Wednesday, January 16, 2008

Devil's Confusion

Confusion
  1. a state of mental uncertainty
  2. distraction
  3. a state in which everything is out of order
  4. the emotional state of being made self-conscioulsy uncomfortable
Confuse
  1. to throw into a state of mental uncertainty
  2. disorient
  3. muddy
  4. deceive
  5. misguide
  6. mislead
  7. to make something unclear to the understanding
  8. to throw into a state of self-conscious distress
  9. to undo the proper order of arrangement of
Confused
  1. lacking in order, neatness, and often cleanliness

Self-Conscious

  1. From Wikipedia, the free encyclopedia

    Self-consciousness is an acute sense of self-awareness. It is a preoccupation with oneself, rather than the philosophical state of self-awareness, which is the awareness that one exists as an individual being.

We are intensely aware of ourselves aren't we? Too aware most of the time if you ask me. We can't go five seconds without thinking of ourselves and our well-being before others'. Well, I can't. Me, me, me. The sound of myself is defening. I can't hear anyone else. The Devil does well to distract us from God. We would do well to be less self-conscious and more God-conscious, people-conscious.

Ever wonder why we wonder and worry about what people think of us? How we are constantly trying to fit in and defend ourselves to this world, be redeemed by this world. It is because we care how the world sees us because we see ourselves through the world's eyes. Devil's confusion. Imagine if we only saw ourselves through God's eyes. If we did we wouldn't care if we had a nice house, a cool car, fashionable clothes, the latest ipod. All we would care about was having God.

I hate being so self aware. It is distressing, distracting, misleading, deceiving, disorienting, confusing. In this state there is no composure to do the right thing, to make the right decisions with or for my life, or the lives of others, or for God. I am lost. I feel lonely. I feel like I don't fit in. And I feel like if I don't fit in--it feels like I can't breathe. There is no calm. There is no still. There feels like no God.

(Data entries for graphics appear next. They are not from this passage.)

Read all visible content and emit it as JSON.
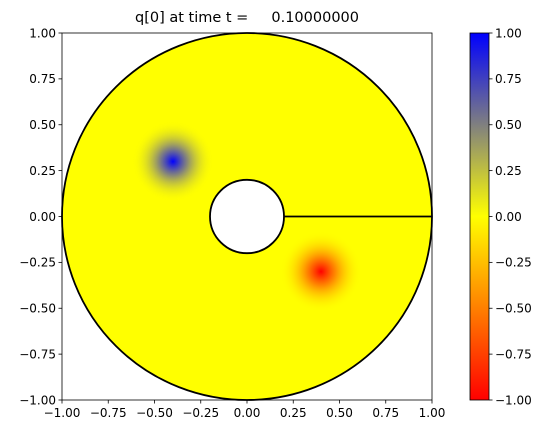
{
  "chart_data": {
    "type": "heatmap",
    "title": "q[0] at time t =     0.10000000",
    "xlabel": "",
    "ylabel": "",
    "xlim": [
      -1.0,
      1.0
    ],
    "ylim": [
      -1.0,
      1.0
    ],
    "x_ticks": [
      -1.0,
      -0.75,
      -0.5,
      -0.25,
      0.0,
      0.25,
      0.5,
      0.75,
      1.0
    ],
    "x_tick_labels": [
      "−1.00",
      "−0.75",
      "−0.50",
      "−0.25",
      "0.00",
      "0.25",
      "0.50",
      "0.75",
      "1.00"
    ],
    "y_ticks": [
      1.0,
      0.75,
      0.5,
      0.25,
      0.0,
      -0.25,
      -0.5,
      -0.75,
      -1.0
    ],
    "y_tick_labels": [
      "1.00",
      "0.75",
      "0.50",
      "0.25",
      "0.00",
      "−0.25",
      "−0.50",
      "−0.75",
      "−1.00"
    ],
    "grid": false,
    "domain": {
      "outer_radius": 1.0,
      "inner_radius": 0.2,
      "cut_line": {
        "x_from": 0.2,
        "x_to": 1.0,
        "y": 0.0
      },
      "fill_value": 0.0
    },
    "blobs": [
      {
        "name": "positive",
        "cx": -0.4,
        "cy": 0.3,
        "value": 1.0,
        "radius": 0.22
      },
      {
        "name": "negative",
        "cx": 0.4,
        "cy": -0.3,
        "value": -1.0,
        "radius": 0.22
      }
    ],
    "colorbar": {
      "vmin": -1.0,
      "vmax": 1.0,
      "colors": [
        "#ff0000",
        "#ffff00",
        "#0000ff"
      ],
      "ticks": [
        1.0,
        0.75,
        0.5,
        0.25,
        0.0,
        -0.25,
        -0.5,
        -0.75,
        -1.0
      ],
      "tick_labels": [
        "1.00",
        "0.75",
        "0.50",
        "0.25",
        "0.00",
        "−0.25",
        "−0.50",
        "−0.75",
        "−1.00"
      ]
    }
  }
}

Trying to fit in is an endless battle you will never win. It is an infinitely fatal game to play. We would do well to stop playing. We would do well to be still and know that He is God, and we need nothing else. We need to be aware and conscious of nothing else. That is the only prescription for the Devil's confusion. The only way for peace and order. God is the only solution. Have Him and all is calm. Know Him and all is good. All makes sense again, and sense has a more pleasing harmony.